135 Views Asked by At

Suppose that we have a function $f(A) = Ab$ for $A \in \mathbb{R}^{m\times n}$ and $b \in \mathbb{R}^{n}$. Is this correct? $$\frac{df}{dA} = \begin{bmatrix} b^T\\ \vdots \\ b^T \end{bmatrix}$$

2

There are 2 best solutions below

0
On

In your example, $f$ is a $m$-entries vector. Let's say that $f_i$ is its $i$-th entry. In particular, we can state that:

$$f_i : \mathbb{R}^{n,m} \to \mathbb{R}.$$

In other words, $f_i(A)$ is a function of a matrix $A$, returning a real number.
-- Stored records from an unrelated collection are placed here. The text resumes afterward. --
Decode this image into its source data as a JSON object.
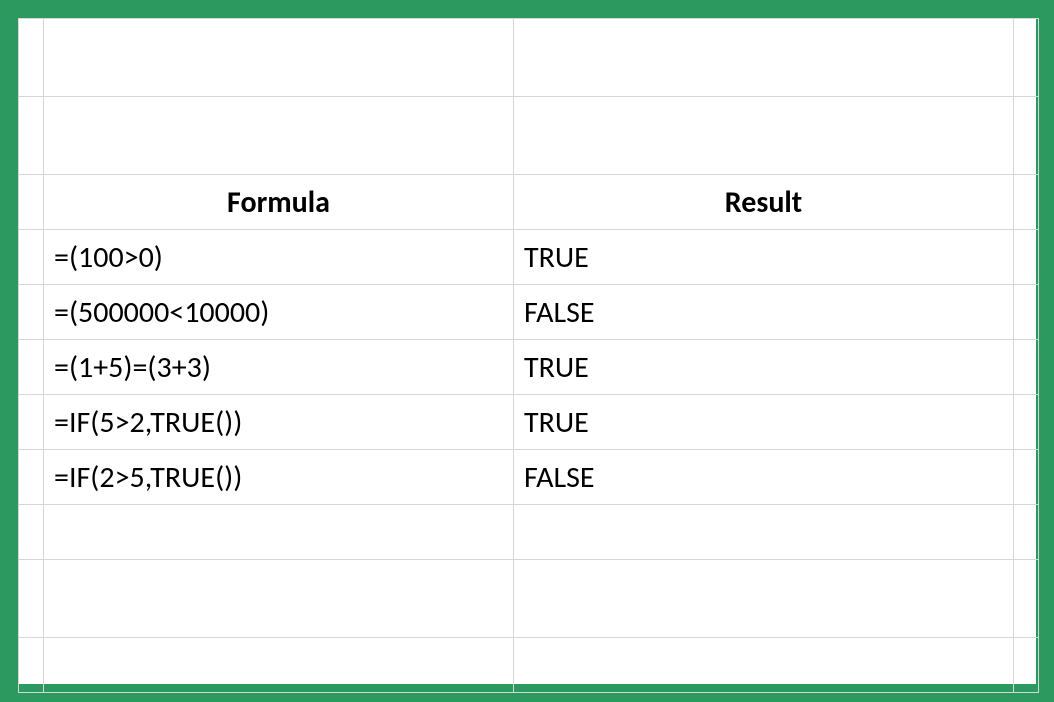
{
  "table": {
    "headers": {
      "formula": "Formula",
      "result": "Result"
    },
    "rows": [
      {
        "formula": "=(100>0)",
        "result": "TRUE"
      },
      {
        "formula": "=(500000<10000)",
        "result": "FALSE"
      },
      {
        "formula": "=(1+5)=(3+3)",
        "result": "TRUE"
      },
      {
        "formula": "=IF(5>2,TRUE())",
        "result": "TRUE"
      },
      {
        "formula": "=IF(2>5,TRUE())",
        "result": "FALSE"
      }
    ]
  }
}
The derivative of $f_i(A)$ with respect to $A$ is a matrix $C_i = \{c_{i,j,k}\}$ ($j$ is the row index, $k$ is the column index), such that:

$$c_{i,j,k} = \frac{\partial f_i}{\partial a_{j,k}}.$$

In your example:

$$c_{i,j,k} = b_k.$$

At the end of the story, the derivative of the whole vector $f$ with respect to to $A$ is a 3D-tensor (i.e. a matrix 3 dimensions), which entries are exactly $c_{i,j,k}.$

0
On

As a start, adding on to @the_candyman's post...

By the definition of the derivative, we should have that $\mathcal{D}f$ is a linear map taking $\mathbb{R}^{m\times n} \to \mathbb{R}^m$ which satisfies: \begin{align} \lim_{H\to 0_{m\times n}} \frac{\|f(A+H) - f(A)- \mathcal{D}f \cdot H\|}{\|H\|} \to 0 \end{align}

From above, we see that \begin{align} \frac{\|f(A+H) - f(A)- \mathcal{D}f \cdot H\|}{\|H\|} = \frac{\|(A+H)b - Ab\|}{\|H\|} = \frac{\|Hb - \mathcal{D}f \cdot H\|}{\|H\|} \end{align} so $\mathcal{D}f$ must be composed of $x$ in the "right" way in order for the numerator to tend to zero.